На следующий день после появления этого его интервью на страницах «Les Nouvells literaires» он писал В. Познеру:
► ...меня очень огорчил наш cher confrere (дорогой коллега) Levevre: несмотря на все мои предупреждения, ухитрился-таки подложить мне свинью своими заголовками... Данный мною материал — по-моему, достаточно объективный и сдержанный — использован так, как мне бы этого не хотелось. Свое обещание послать мне этот материал для корректуры он исполнил, а потом подсыпал такого перцу, что я до сих пор чихаю. При случае, если встретите Баркова, попробуйте так, к слову, разведать, какое впечатление произвел этот лефевровский перец, и скажите, что это для меня было сюрпризом.
(Там же. Стр. 337—338)Кто такой был этот Барков, у которого Познер при случае должен был разведать, какое впечатление произвел этот огорчивший Замятина казус, — догадаться несложно. Познер в 1932 году уже был членом французской компартии, сотрудничал с «Юманите». Какие-то контакты с официальными и неофициальными «советскими» у него наверняка были.
Но, не дожидаясь, пока Познер встретит этого неведомого нам Баркова и попытается заверить его, что виноват в случившемся не он, а Лефевр, Замятин на всякий случай — «страха ради иудейска» — решил все-таки от публикации своего автоинтервью в «La Monde» отказаться. О чем тут же и сообщил Познеру:
► Я думаю вот что: не лучше ли в связи с этим задержать материал, высланный Вам для «Monde» — чтобы не подливать масла в огонь?
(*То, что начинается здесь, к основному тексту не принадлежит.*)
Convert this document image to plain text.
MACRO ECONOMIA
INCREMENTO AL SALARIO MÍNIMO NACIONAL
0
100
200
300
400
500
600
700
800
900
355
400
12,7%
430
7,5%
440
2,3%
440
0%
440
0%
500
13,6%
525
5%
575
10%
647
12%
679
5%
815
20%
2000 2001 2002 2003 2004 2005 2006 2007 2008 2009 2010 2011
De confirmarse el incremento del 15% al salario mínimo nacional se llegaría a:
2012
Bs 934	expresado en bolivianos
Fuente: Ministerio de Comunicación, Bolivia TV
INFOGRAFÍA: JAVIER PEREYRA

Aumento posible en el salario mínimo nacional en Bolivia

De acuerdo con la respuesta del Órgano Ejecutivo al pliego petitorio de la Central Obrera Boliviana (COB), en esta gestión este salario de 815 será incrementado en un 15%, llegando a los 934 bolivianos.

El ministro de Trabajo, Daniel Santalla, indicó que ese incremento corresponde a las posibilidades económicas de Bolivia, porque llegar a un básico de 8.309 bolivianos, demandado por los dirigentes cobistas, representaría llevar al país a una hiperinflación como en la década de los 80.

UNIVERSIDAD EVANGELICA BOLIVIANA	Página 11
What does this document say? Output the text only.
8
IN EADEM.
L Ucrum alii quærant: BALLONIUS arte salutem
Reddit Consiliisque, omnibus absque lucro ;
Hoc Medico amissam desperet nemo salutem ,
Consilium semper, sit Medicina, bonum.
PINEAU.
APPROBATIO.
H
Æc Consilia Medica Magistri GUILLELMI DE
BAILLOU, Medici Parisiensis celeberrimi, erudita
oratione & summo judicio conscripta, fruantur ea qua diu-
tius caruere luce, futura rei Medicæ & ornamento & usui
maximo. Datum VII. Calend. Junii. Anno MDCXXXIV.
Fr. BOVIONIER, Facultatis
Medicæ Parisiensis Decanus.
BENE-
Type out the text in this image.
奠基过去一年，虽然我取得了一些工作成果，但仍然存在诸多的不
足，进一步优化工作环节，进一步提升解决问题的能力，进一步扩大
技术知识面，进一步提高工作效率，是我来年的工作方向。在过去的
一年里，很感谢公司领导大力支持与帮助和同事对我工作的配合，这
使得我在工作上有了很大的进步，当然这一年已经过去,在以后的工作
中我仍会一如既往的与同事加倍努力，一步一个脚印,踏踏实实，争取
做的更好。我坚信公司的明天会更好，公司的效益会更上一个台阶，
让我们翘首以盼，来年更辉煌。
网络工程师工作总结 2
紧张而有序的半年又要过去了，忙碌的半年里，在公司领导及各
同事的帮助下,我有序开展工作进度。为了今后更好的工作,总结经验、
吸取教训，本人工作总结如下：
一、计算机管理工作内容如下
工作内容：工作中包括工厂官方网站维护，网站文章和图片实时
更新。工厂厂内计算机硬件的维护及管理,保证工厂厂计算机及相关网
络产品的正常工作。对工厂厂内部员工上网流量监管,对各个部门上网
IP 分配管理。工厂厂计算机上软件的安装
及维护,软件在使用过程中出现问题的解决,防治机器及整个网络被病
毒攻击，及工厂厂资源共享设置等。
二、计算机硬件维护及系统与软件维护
(Там же. Стр. 333)После этого инцидента, давая очередное интервью какому-нибудь западному журналисту, он старался особенно тщательно выверять каждое свое высказывание, чтобы, не дай бог, не промелькнула там и тень какой-нибудь «двусмысленности».
Например, вот так:
► На днях я имел встречу с известным писателем Евгением Замятиным, постоянно проживающим в Советской России.
— Как вы теперь работаете? — спросил я.
— Беллетристических вещей давно не пишу, — сказал он мне, — а [пишу] статьи на литературные темы, которые печатаю в парижских журналах. Например, в «Нувелль литеррер». Сейчас работаю над очередной статьей о советских писателях.
— Советская Россия плодовита, и талантливых писателей у нас много! — воскликнул Замятин... — Пишут, пишут, пишут. Вот недавно появился целый цикл произведений из жизни русского флота. Вышло в краткий период три романа, обращающие на себя большое внимание. На первое место я ставлю роман Соболева «Капитальный ремонт». Талантливый, хороший роман. Соболев, безусловно, подает надежды, я с уважением его читал. Судя по роману, а это первая вещь Соболева, приобретшая известность, — он должен стать крупным писателем.
Потом следует отметить — из того же морского цикла — роман Лавренева — «Синее и голубое» и Новикова-Прибоя — «Цусима». С интересом читаются.
— А военные «сухопутные» вещи имеются? — задал я вопрос, шутливо выразившись.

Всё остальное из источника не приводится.